“Lincoln, Oct. 18.—Between York and this, I turned aside to visit Howden, a most grand church. In the vicarage garden I saw an old lady feeding chickens, and I could not help going up to her and saying, ‘Were you not once a Miss Dixon?’ She was so exactly like her sister, who was with Miss Dixon, the miniature-painter, at the little Holmhurst hospice last year. Her husband, Mr. Hutchinson, showed me all the relics, the remains of the shrine of S. John of Howden, bearing a statue of the Virgin with the dove whispering into her ear, as S. Gregory is so often represented at Rome: the Saltmarshe Chapel, with its old tombs and its stone altar with five crosses: and the lovely ruined choir, with exquisite chantry chapels opening from it. Then, in the vicarage garden, are remains of an old palace of the Bishops of Durham, with a beautiful old gateway.
“I also saw Selby, a very fine church with a Norman nave, but less interesting than Howden.
“Lincoln is altogether delightful, with its crown of yellow-grey towers rising high above the red roofs of the town. And it is most pleasant in staying with the beloved Precentor Venables to go back into the old Hurstmonceaux days, which he, and almost no one else, remembers, even though I could not join in his loyal reverence for Uncle Julius, when it was extended to Aunt Esther also. Time seems to have stood still with him and Mrs. Venables more than with any one I know, and it is difficult to believe that it is more than half a century since they came to Hurstmonceaux as bride and bridegroom—half a century of such entirely happy married life, that one cannot contemplate one surviving the other.[528]
“We visited the delightful and beautiful old Bishop King, who now has fitted up the ruins of the old palace, and lives appropriately in the heart of the cathedral society—‘very rightly placed,’ he says, ‘below the church, and far above the world.’ He has an expression of gentle benignity which I never saw equalled except by Pius IX., and a manner in which the greatest dignity of office and the most perfect personal humility are marvellously blended. He was sitting in what I thought was a purple dressing-gown, but was told it was a cassock: a jewelled cross was on his breast. I hoped to have seen him mitred in the cathedral, but he only appears thus on great festivals. He talked of the Church in France, and I urged him to visit Ars and enjoy its atmosphere of spiritual love and blessing: he said he should go there. We also visited Dean Wickham and his delightful wife, who is Gladstone’s daughter, thinking her father’s principles always right, but so full of goodness, gentleness, and beneficence herself, that it is impossible to connect her with his practice.”

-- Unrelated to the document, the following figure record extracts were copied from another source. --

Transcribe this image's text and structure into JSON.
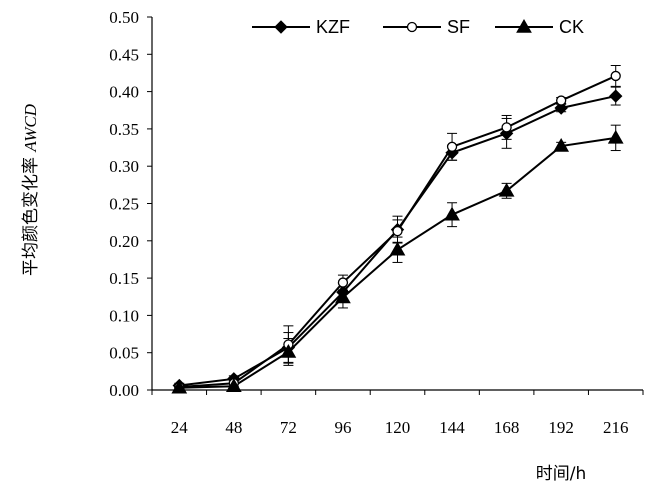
{
  "chart_data": {
    "type": "line",
    "title": "",
    "xlabel": "时间/h",
    "ylabel_prefix": "平均颜色变化率 ",
    "ylabel_italic": "AWCD",
    "categories": [
      "24",
      "48",
      "72",
      "96",
      "120",
      "144",
      "168",
      "192",
      "216"
    ],
    "ylim": [
      0,
      0.5
    ],
    "y_ticks": [
      "0.00",
      "0.05",
      "0.10",
      "0.15",
      "0.20",
      "0.25",
      "0.30",
      "0.35",
      "0.40",
      "0.45",
      "0.50"
    ],
    "legend_position": "top-right",
    "grid": false,
    "series": [
      {
        "name": "KZF",
        "marker": "diamond",
        "values": [
          0.006,
          0.015,
          0.057,
          0.131,
          0.215,
          0.318,
          0.344,
          0.378,
          0.394
        ],
        "errors": [
          0.003,
          0.004,
          0.02,
          0.012,
          0.018,
          0.01,
          0.02,
          0.005,
          0.012
        ]
      },
      {
        "name": "SF",
        "marker": "circle-open",
        "values": [
          0.004,
          0.009,
          0.061,
          0.144,
          0.213,
          0.326,
          0.352,
          0.388,
          0.421
        ],
        "errors": [
          0.003,
          0.004,
          0.025,
          0.01,
          0.015,
          0.018,
          0.016,
          0.004,
          0.014
        ]
      },
      {
        "name": "CK",
        "marker": "triangle",
        "values": [
          0.003,
          0.005,
          0.051,
          0.124,
          0.188,
          0.235,
          0.267,
          0.327,
          0.338
        ],
        "errors": [
          0.002,
          0.003,
          0.018,
          0.014,
          0.017,
          0.016,
          0.01,
          0.005,
          0.017
        ]
      }
    ]
  }
}
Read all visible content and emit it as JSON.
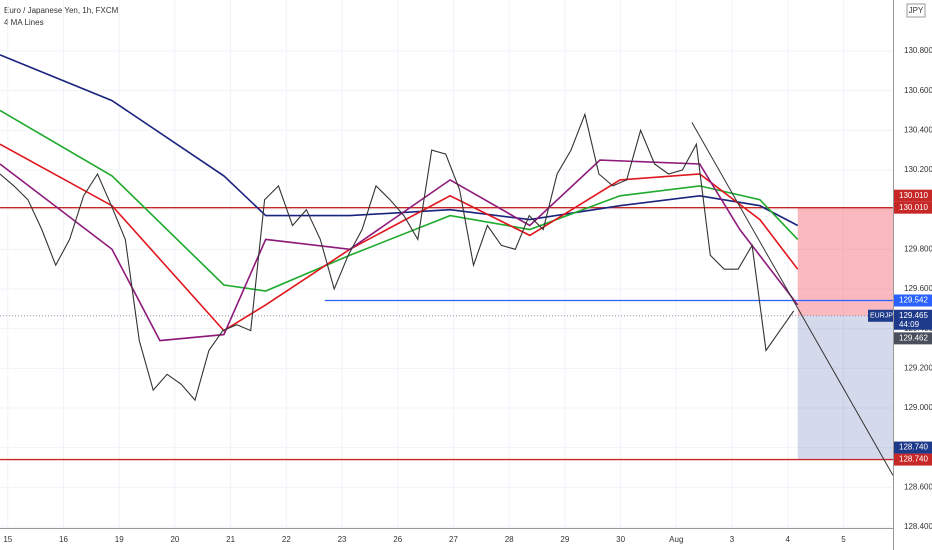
{
  "chart_data": {
    "type": "line",
    "title": "Euro / Japanese Yen, 1h, FXCM",
    "subtitle": "4 MA Lines",
    "currency_badge": "JPY",
    "color": "#333333",
    "x": [
      -0.14,
      0.11,
      0.36,
      0.61,
      0.86,
      1.11,
      1.36,
      1.61,
      1.86,
      2.11,
      2.36,
      2.61,
      2.86,
      3.11,
      3.36,
      3.61,
      3.86,
      4.11,
      4.36,
      4.61,
      4.86,
      5.11,
      5.36,
      5.61,
      5.86,
      6.11,
      6.36,
      6.61,
      6.86,
      7.11,
      7.36,
      7.61,
      7.86,
      8.11,
      8.36,
      8.61,
      8.86,
      9.11,
      9.36,
      9.61,
      9.86,
      10.11,
      10.36,
      10.61,
      10.86,
      11.11,
      11.36,
      11.61,
      11.86,
      12.11,
      12.36,
      12.61,
      12.86,
      13.11,
      13.36,
      13.61,
      13.86,
      14.11
    ],
    "values": [
      130.18,
      130.12,
      130.05,
      129.9,
      129.72,
      129.85,
      130.07,
      130.18,
      130.02,
      129.85,
      129.34,
      129.09,
      129.17,
      129.12,
      129.04,
      129.29,
      129.39,
      129.42,
      129.39,
      130.05,
      130.12,
      129.92,
      130.0,
      129.85,
      129.6,
      129.77,
      129.9,
      130.12,
      130.05,
      129.97,
      129.85,
      130.3,
      130.28,
      130.1,
      129.72,
      129.92,
      129.82,
      129.8,
      129.97,
      129.9,
      130.18,
      130.3,
      130.48,
      130.18,
      130.12,
      130.15,
      130.4,
      130.23,
      130.18,
      130.2,
      130.33,
      129.77,
      129.7,
      129.7,
      129.82,
      129.29,
      129.39,
      129.49
    ],
    "ma_lines": [
      {
        "color": "#1a237e",
        "x": [
          -0.14,
          1.87,
          3.88,
          4.63,
          6.14,
          7.94,
          9.37,
          10.99,
          12.42,
          13.5,
          14.18
        ],
        "values": [
          130.78,
          130.55,
          130.17,
          129.97,
          129.97,
          130.0,
          129.95,
          130.02,
          130.07,
          130.02,
          129.92
        ]
      },
      {
        "color": "#1eaa2c",
        "x": [
          -0.14,
          1.87,
          3.88,
          4.63,
          6.14,
          7.94,
          9.37,
          10.99,
          12.42,
          13.5,
          14.18
        ],
        "values": [
          130.5,
          130.17,
          129.62,
          129.59,
          129.77,
          129.97,
          129.9,
          130.07,
          130.12,
          130.05,
          129.85
        ]
      },
      {
        "color": "#e0161d",
        "x": [
          -0.14,
          1.87,
          3.88,
          4.63,
          6.14,
          7.94,
          9.37,
          10.99,
          12.42,
          13.5,
          14.18
        ],
        "values": [
          130.33,
          130.02,
          129.39,
          129.52,
          129.8,
          130.07,
          129.87,
          130.15,
          130.18,
          129.95,
          129.7
        ]
      },
      {
        "color": "#8e1a7a",
        "x": [
          -0.14,
          1.87,
          2.73,
          3.88,
          4.63,
          6.14,
          7.94,
          9.37,
          10.63,
          12.42,
          13.14,
          14.18
        ],
        "values": [
          130.23,
          129.8,
          129.34,
          129.37,
          129.85,
          129.8,
          130.15,
          129.92,
          130.25,
          130.23,
          129.9,
          129.52
        ]
      }
    ],
    "levels": [
      {
        "value": 130.01,
        "label": "130.010",
        "color": "#c62828",
        "x_start": -0.14
      },
      {
        "value": 129.542,
        "label": "129.542",
        "color": "#2962ff",
        "x_start": 5.69
      },
      {
        "value": 128.74,
        "label": "128.740",
        "color": "#c62828",
        "x_start": -0.14
      }
    ],
    "position": {
      "x_start": 14.18,
      "entry": 129.465,
      "stop": 130.01,
      "stop_label": "130.010",
      "target": 128.74,
      "target_label": "128.740"
    },
    "trend_line": {
      "x": [
        12.28,
        15.89
      ],
      "values": [
        130.44,
        128.66
      ]
    },
    "price_tag": {
      "symbol": "EURJPY",
      "value": 129.465,
      "label": "129.465",
      "countdown": "44:09"
    },
    "last_tag": {
      "value": 129.462,
      "label": "129.462"
    },
    "xlim": [
      -0.14,
      15.89
    ],
    "ylim": [
      128.395,
      131.057
    ],
    "xticks": [
      {
        "value": 0,
        "label": "15"
      },
      {
        "value": 1,
        "label": "16"
      },
      {
        "value": 2,
        "label": "19"
      },
      {
        "value": 3,
        "label": "20"
      },
      {
        "value": 4,
        "label": "21"
      },
      {
        "value": 5,
        "label": "22"
      },
      {
        "value": 6,
        "label": "23"
      },
      {
        "value": 7,
        "label": "26"
      },
      {
        "value": 8,
        "label": "27"
      },
      {
        "value": 9,
        "label": "28"
      },
      {
        "value": 10,
        "label": "29"
      },
      {
        "value": 11,
        "label": "30"
      },
      {
        "value": 12,
        "label": "Aug"
      },
      {
        "value": 13,
        "label": "3"
      },
      {
        "value": 14,
        "label": "4"
      },
      {
        "value": 15,
        "label": "5"
      }
    ],
    "yticks": [
      {
        "value": 128.4,
        "label": "128.400"
      },
      {
        "value": 128.6,
        "label": "128.600"
      },
      {
        "value": 128.8,
        "label": "128.800"
      },
      {
        "value": 129.0,
        "label": "129.000"
      },
      {
        "value": 129.2,
        "label": "129.200"
      },
      {
        "value": 129.4,
        "label": "129.400"
      },
      {
        "value": 129.6,
        "label": "129.600"
      },
      {
        "value": 129.8,
        "label": "129.800"
      },
      {
        "value": 130.0,
        "label": "130.000"
      },
      {
        "value": 130.2,
        "label": "130.200"
      },
      {
        "value": 130.4,
        "label": "130.400"
      },
      {
        "value": 130.6,
        "label": "130.600"
      },
      {
        "value": 130.8,
        "label": "130.800"
      }
    ],
    "grid": true
  }
}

“Nov. 16.—At Letton, the pleasant house of the Gurdons in Suffolk, I have met a large party, including the Hamonds of Westacre, into whose courtyard an invisible horse and rider clatter whenever any death is about to occur in their family. I have been taken to see Hingham, where the church contains the very fine tomb of Thomas, Lord Morley, of 1435. Another day we went to Dereham. S. Werburga was the great saint of the place, and was stolen by the Abbot of Ely, that her body might be venerated there with her two sainted sisters. By her empty grave a miraculous spring gushed forth to console the people of Dereham. So many children died from being bathed in it, that it is now shut off by a railing. In the church is the feeble monument of Cowper and Mrs. Unwin.
“Several curious stories were told:—
“Some young men once determined to frighten the famous naturalist Cuvier. One of them got horns, hoofs, and a tail, and appeared by Cuvier’s bedside. ‘I am the devil,’ he said, ‘and I am come to eat you.’ Cuvier looked at him. ‘Carnivorous! horns—hoofs—impossible! Good-night;’ and he turned over and went to sleep.
“Mrs. Hall Dare had told of a young girl friend of hers. She was with a number of other girls, foolish and frivolous, who went to consult an old woman who had the reputation of being a witch, and who was supposed to have the power of making them see their future husbands. She said they must say their prayers backwards, perform certain incantations with water, lock their doors when they went to bed, and then they would see whom they were to marry, but they would find their doors locked in the morning.
“The girl followed all the witch’s directions. Then she locked her door, went to bed, and waited. Gradually, by the firelight, a young man seemed to come in—to come straight through the locked door—a young man in uniform; she saw him distinctly.
“He went to the end of the room and returned. As he passed the bed his sword caught in the curtain and fell upon the floor. Then he seemed to pass out. The girl fainted.